Home Tutorials Windows 11: Secure Boot update stumbles on PC firmware chaos.

Windows 11: Secure Boot update stumbles on PC firmware chaos.

2
0

So inevitably, what was supposed to happen happened. As the new Secure Boot certificates land on machines deemed compatible, the initial feedback confirms that the caution shown by Microsoft was not exaggerated.

As noted by Windows Latest, these discrepancies result in very variable behaviors depending on the manufacturers. At ASUS, applying updates to the DBX (the revocation list used by Secure Boot to block vulnerable or unreliable components at startup) may require temporarily deactivating Secure Boot.

At MSI, the firmware may silently ignore updates, mishandle the DBX, display Secure Boot modes that do not always match the labels on the interface, or unexpectedly return to factory settings.

On the ASRock side, reordering can sometimes be even more complicated. Some motherboards require clearing the Secure Boot keys stored in the UEFI, restoring factory keys, manually reinstalling the trusted keys provided by Microsoft, or even applying DBX updates yourself. In short, it’s a project.

Conversely, Dell, HP, or Lenovo PCs seem to better absorb the transition, even if deployments are spread out, BIOS or UEFI updates do not arrive at the same pace for all models, and several restarts may sometimes be necessary before the changes are fully taken into account.
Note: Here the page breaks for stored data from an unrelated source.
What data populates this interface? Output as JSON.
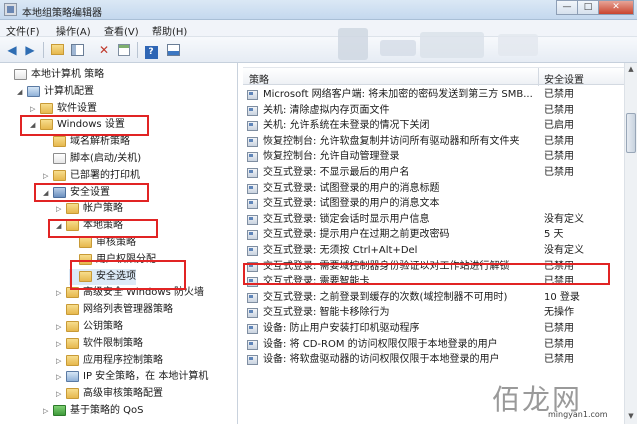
{
  "window": {
    "title": "本地组策略编辑器",
    "controls": [
      "—",
      "□",
      "✕"
    ]
  },
  "menu": [
    "文件(F)",
    "操作(A)",
    "查看(V)",
    "帮助(H)"
  ],
  "toolbar_icons": [
    "back-arrow-icon",
    "forward-arrow-icon",
    "up-folder-icon",
    "show-hide-tree-icon",
    "delete-icon",
    "export-list-icon",
    "help-icon",
    "properties-icon"
  ],
  "tree": [
    {
      "label": "本地计算机 策略",
      "level": 0,
      "icon": "doc",
      "expander": ""
    },
    {
      "label": "计算机配置",
      "level": 1,
      "icon": "computer",
      "expander": "◢"
    },
    {
      "label": "软件设置",
      "level": 2,
      "icon": "folder",
      "expander": "▷"
    },
    {
      "label": "Windows 设置",
      "level": 2,
      "icon": "folder",
      "expander": "◢"
    },
    {
      "label": "域名解析策略",
      "level": 3,
      "icon": "folder",
      "expander": ""
    },
    {
      "label": "脚本(启动/关机)",
      "level": 3,
      "icon": "doc",
      "expander": ""
    },
    {
      "label": "已部署的打印机",
      "level": 3,
      "icon": "folder",
      "expander": "▷"
    },
    {
      "label": "安全设置",
      "level": 3,
      "icon": "shield",
      "expander": "◢"
    },
    {
      "label": "帐户策略",
      "level": 4,
      "icon": "folder",
      "expander": "▷"
    },
    {
      "label": "本地策略",
      "level": 4,
      "icon": "folder",
      "expander": "◢"
    },
    {
      "label": "审核策略",
      "level": 5,
      "icon": "folder",
      "expander": ""
    },
    {
      "label": "用户权限分配",
      "level": 5,
      "icon": "folder",
      "expander": ""
    },
    {
      "label": "安全选项",
      "level": 5,
      "icon": "folder",
      "expander": ""
    },
    {
      "label": "高级安全 Windows 防火墙",
      "level": 4,
      "icon": "folder",
      "expander": "▷"
    },
    {
      "label": "网络列表管理器策略",
      "level": 4,
      "icon": "folder",
      "expander": ""
    },
    {
      "label": "公钥策略",
      "level": 4,
      "icon": "folder",
      "expander": "▷"
    },
    {
      "label": "软件限制策略",
      "level": 4,
      "icon": "folder",
      "expander": "▷"
    },
    {
      "label": "应用程序控制策略",
      "level": 4,
      "icon": "folder",
      "expander": "▷"
    },
    {
      "label": "IP 安全策略，在 本地计算机",
      "level": 4,
      "icon": "computer",
      "expander": "▷"
    },
    {
      "label": "高级审核策略配置",
      "level": 4,
      "icon": "folder",
      "expander": "▷"
    },
    {
      "label": "基于策略的 QoS",
      "level": 3,
      "icon": "chart",
      "expander": "▷"
    }
  ],
  "list": {
    "columns": {
      "policy": "策略",
      "setting": "安全设置"
    },
    "rows": [
      {
        "name": "Microsoft 网络客户端: 将未加密的密码发送到第三方 SMB...",
        "setting": "已禁用"
      },
      {
        "name": "关机: 清除虚拟内存页面文件",
        "setting": "已禁用"
      },
      {
        "name": "关机: 允许系统在未登录的情况下关闭",
        "setting": "已启用"
      },
      {
        "name": "恢复控制台: 允许软盘复制并访问所有驱动器和所有文件夹",
        "setting": "已禁用"
      },
      {
        "name": "恢复控制台: 允许自动管理登录",
        "setting": "已禁用"
      },
      {
        "name": "交互式登录: 不显示最后的用户名",
        "setting": "已禁用"
      },
      {
        "name": "交互式登录: 试图登录的用户的消息标题",
        "setting": ""
      },
      {
        "name": "交互式登录: 试图登录的用户的消息文本",
        "setting": ""
      },
      {
        "name": "交互式登录: 锁定会话时显示用户信息",
        "setting": "没有定义"
      },
      {
        "name": "交互式登录: 提示用户在过期之前更改密码",
        "setting": "5 天"
      },
      {
        "name": "交互式登录: 无须按 Ctrl+Alt+Del",
        "setting": "没有定义"
      },
      {
        "name": "交互式登录: 需要域控制器身份验证以对工作站进行解锁",
        "setting": "已禁用"
      },
      {
        "name": "交互式登录: 需要智能卡",
        "setting": "已禁用"
      },
      {
        "name": "交互式登录: 之前登录到缓存的次数(域控制器不可用时)",
        "setting": "10 登录"
      },
      {
        "name": "交互式登录: 智能卡移除行为",
        "setting": "无操作"
      },
      {
        "name": "设备: 防止用户安装打印机驱动程序",
        "setting": "已禁用"
      },
      {
        "name": "设备: 将 CD-ROM 的访问权限仅限于本地登录的用户",
        "setting": "已禁用"
      },
      {
        "name": "设备: 将软盘驱动器的访问权限仅限于本地登录的用户",
        "setting": "已禁用"
      }
    ]
  },
  "watermark": {
    "glyphs": "佰龙网",
    "url": "mingyan1.com"
  },
  "colors": {
    "highlight": "#e12424"
  }
}
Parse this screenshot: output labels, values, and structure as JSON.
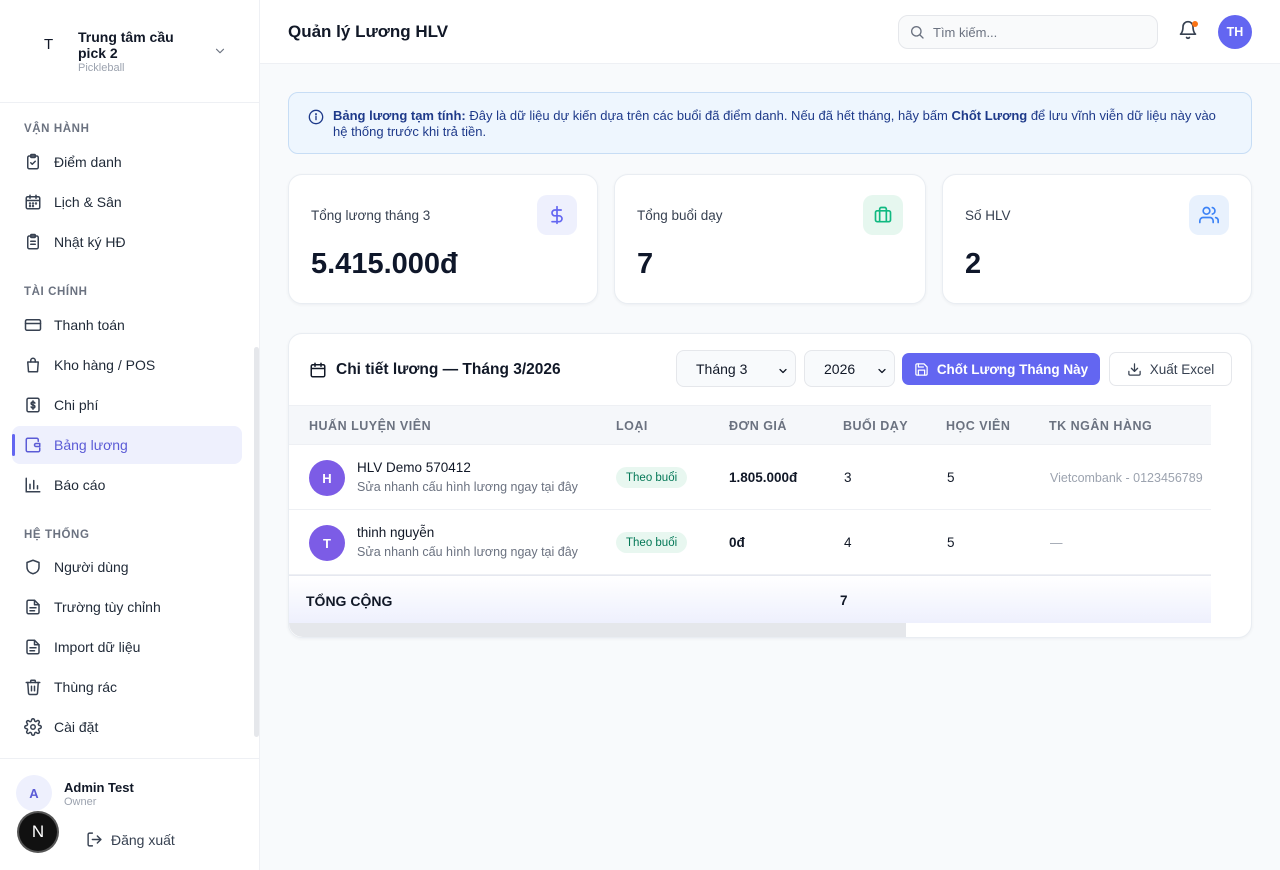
{
  "sidebar": {
    "brand": {
      "letter": "T",
      "name": "Trung tâm cầu pick 2",
      "subtitle": "Pickleball"
    },
    "sections": {
      "ops": "VẬN HÀNH",
      "finance": "TÀI CHÍNH",
      "system": "HỆ THỐNG"
    },
    "items": {
      "attendance": "Điểm danh",
      "schedule": "Lịch & Sân",
      "activity_log": "Nhật ký HĐ",
      "payment": "Thanh toán",
      "inventory": "Kho hàng / POS",
      "expenses": "Chi phí",
      "payroll": "Bảng lương",
      "reports": "Báo cáo",
      "users": "Người dùng",
      "custom_fields": "Trường tùy chỉnh",
      "import": "Import dữ liệu",
      "trash": "Thùng rác",
      "settings": "Cài đặt"
    },
    "active_item": "payroll",
    "user": {
      "initial": "A",
      "name": "Admin Test",
      "role": "Owner"
    },
    "logout": "Đăng xuất",
    "dev_badge": "N"
  },
  "header": {
    "title": "Quản lý Lương HLV",
    "search_placeholder": "Tìm kiếm...",
    "avatar_initials": "TH",
    "notification_dot": true
  },
  "banner": {
    "lead": "Bảng lương tạm tính:",
    "text_1": " Đây là dữ liệu dự kiến dựa trên các buổi đã điểm danh. Nếu đã hết tháng, hãy bấm ",
    "emphasis": "Chốt Lương",
    "text_2": " để lưu vĩnh viễn dữ liệu này vào hệ thống trước khi trả tiền."
  },
  "stats": [
    {
      "label": "Tổng lương tháng 3",
      "value": "5.415.000đ",
      "icon": "dollar-icon",
      "color": "#6366f1"
    },
    {
      "label": "Tổng buổi dạy",
      "value": "7",
      "icon": "briefcase-icon",
      "color": "#10b981"
    },
    {
      "label": "Số HLV",
      "value": "2",
      "icon": "users-icon",
      "color": "#3b82f6"
    }
  ],
  "table": {
    "title": "Chi tiết lương — Tháng 3/2026",
    "month_select": "Tháng 3",
    "year_select": "2026",
    "primary_button": "Chốt Lương Tháng Này",
    "export_button": "Xuất Excel",
    "columns": [
      "HUẤN LUYỆN VIÊN",
      "LOẠI",
      "ĐƠN GIÁ",
      "BUỔI DẠY",
      "HỌC VIÊN",
      "TK NGÂN HÀNG"
    ],
    "rows": [
      {
        "initial": "H",
        "name": "HLV Demo 570412",
        "sub": "Sửa nhanh cấu hình lương ngay tại đây",
        "type": "Theo buổi",
        "rate": "1.805.000đ",
        "sessions": "3",
        "students": "5",
        "bank": "Vietcombank - 0123456789"
      },
      {
        "initial": "T",
        "name": "thinh nguyễn",
        "sub": "Sửa nhanh cấu hình lương ngay tại đây",
        "type": "Theo buổi",
        "rate": "0đ",
        "sessions": "4",
        "students": "5",
        "bank": "—"
      }
    ],
    "total_label": "TỔNG CỘNG",
    "total_sessions": "7"
  }
}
Secure Boot ultimately is not the weakest link in the story. What’s causing trouble is everything surrounding it, starting with firmwares whose quality and support still vary too much from one manufacturer to another. As long as nothing disrupts the balance, these lapses in discipline go more or less unnoticed. But as soon as a somewhat sensitive change emerges, like this certificate renewal, all the accumulated disorder resurfaces. The ongoing transition will at least serve as a reminder that the PC ecosystem cannot indefinitely treat firmware as a secondary issue.